OBJECTIVE No-reflow (NR), a complication of percutaneous coronary intervention (PCI), is associated with poor cardiovascular outcomes. Identifying reliable predictors of NR is crucial for risk stratification and improving clinical outcomes. The CRP-albumin ratio (CAR), a marker of systemic inflammation, has been suggested as a potential predictor of NR. This systematic review and meta-analysis aimed to evaluate the relationship of CAR with the NR after PCI.
METHODS A comprehensive literature search was conducted in Cochrane, Embase and PubMed databases, following PRISMA 2020 guidelines. Studies evaluating the predictive value of CAR for NR were included. Pooled odds ratios (ORs) with 95% confidence intervals (CIs) were calculated using a random-effects model. Heterogeneity was assessed using Cochrane’s Q and I² statistics.

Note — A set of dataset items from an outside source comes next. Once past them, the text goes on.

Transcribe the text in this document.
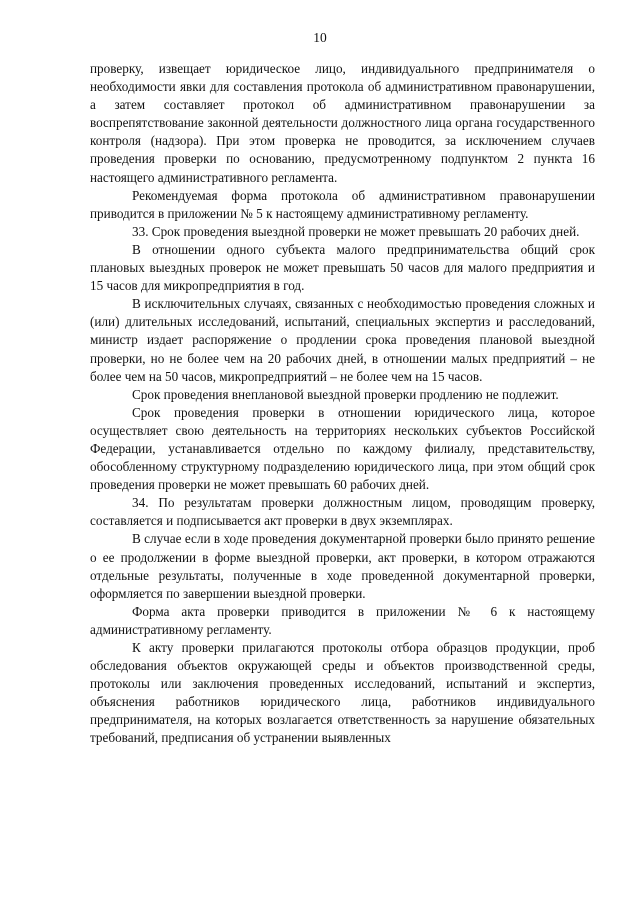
10

проверку, извещает юридическое лицо, индивидуального предпринимателя о необходимости явки для составления протокола об административном правонарушении, а затем составляет протокол об административном правонарушении за воспрепятствование законной деятельности должностного лица органа государственного контроля (надзора). При этом проверка не проводится, за исключением случаев проведения проверки по основанию, предусмотренному подпунктом 2 пункта 16 настоящего административного регламента.

Рекомендуемая форма протокола об административном правонарушении приводится в приложении № 5 к настоящему административному регламенту.

33. Срок проведения выездной проверки не может превышать 20 рабочих дней.

В отношении одного субъекта малого предпринимательства общий срок плановых выездных проверок не может превышать 50 часов для малого предприятия и 15 часов для микропредприятия в год.

В исключительных случаях, связанных с необходимостью проведения сложных и (или) длительных исследований, испытаний, специальных экспертиз и расследований, министр издает распоряжение о продлении срока проведения плановой выездной проверки, но не более чем на 20 рабочих дней, в отношении малых предприятий – не более чем на 50 часов, микропредприятий – не более чем на 15 часов.

Срок проведения внеплановой выездной проверки продлению не подлежит.

Срок проведения проверки в отношении юридического лица, которое осуществляет свою деятельность на территориях нескольких субъектов Российской Федерации, устанавливается отдельно по каждому филиалу, представительству, обособленному структурному подразделению юридического лица, при этом общий срок проведения проверки не может превышать 60 рабочих дней.

34. По результатам проверки должностным лицом, проводящим проверку, составляется и подписывается акт проверки в двух экземплярах.

В случае если в ходе проведения документарной проверки было принято решение о ее продолжении в форме выездной проверки, акт проверки, в котором отражаются отдельные результаты, полученные в ходе проведенной документарной проверки, оформляется по завершении выездной проверки.

Форма акта проверки приводится в приложении № 6 к настоящему административному регламенту.

К акту проверки прилагаются протоколы отбора образцов продукции, проб обследования объектов окружающей среды и объектов производственной среды, протоколы или заключения проведенных исследований, испытаний и экспертиз, объяснения работников юридического лица, работников индивидуального предпринимателя, на которых возлагается ответственность за нарушение обязательных требований, предписания об устранении выявленных
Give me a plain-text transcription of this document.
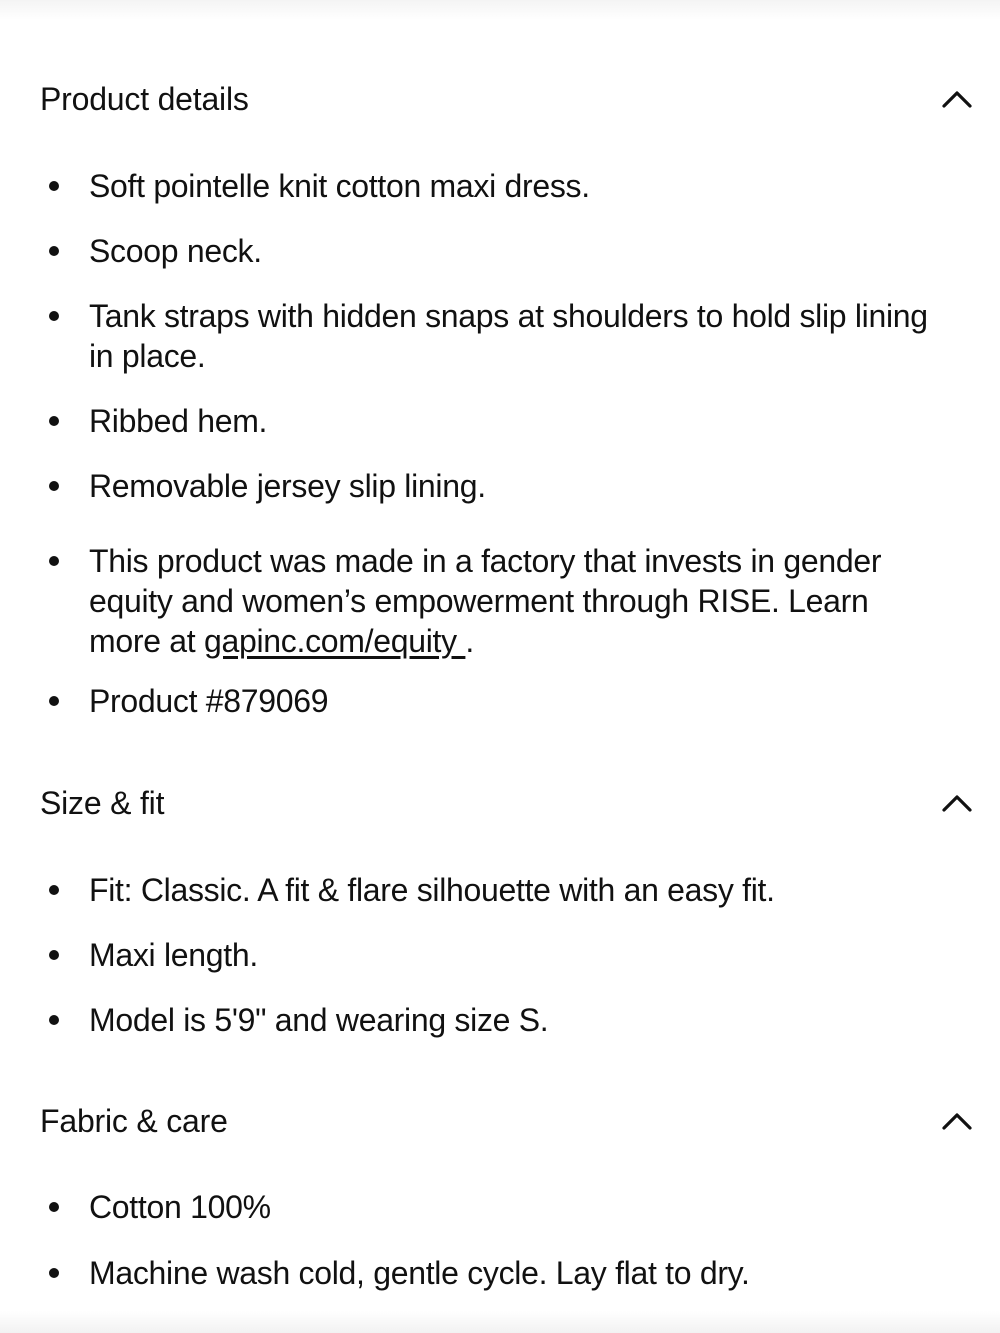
Product details
Soft pointelle knit cotton maxi dress.
Scoop neck.
Tank straps with hidden snaps at shoulders to hold slip lining in place.
Ribbed hem.
Removable jersey slip lining.
This product was made in a factory that invests in gender equity and women’s empowerment through RISE. Learn more at gapinc.com/equity .
Product #879069
Size & fit
Fit: Classic. A fit & flare silhouette with an easy fit.
Maxi length.
Model is 5'9" and wearing size S.
Fabric & care
Cotton 100%
Machine wash cold, gentle cycle. Lay flat to dry.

RESULTS Four studies comprising 2,068 patients were included. The pooled analysis showed a significant association between higher CAR and an increased risk of NR (OR: 2.34; 95% CI: 1.19–4.60; p = 0.01; I² = 96%).
CONCLUSION We found that elevated CAR is associated with NR after PCI, suggesting its potential utility as a prognostic biomarker. However, high heterogeneity underscores the need for large-scale studies to validate its clinical applicability.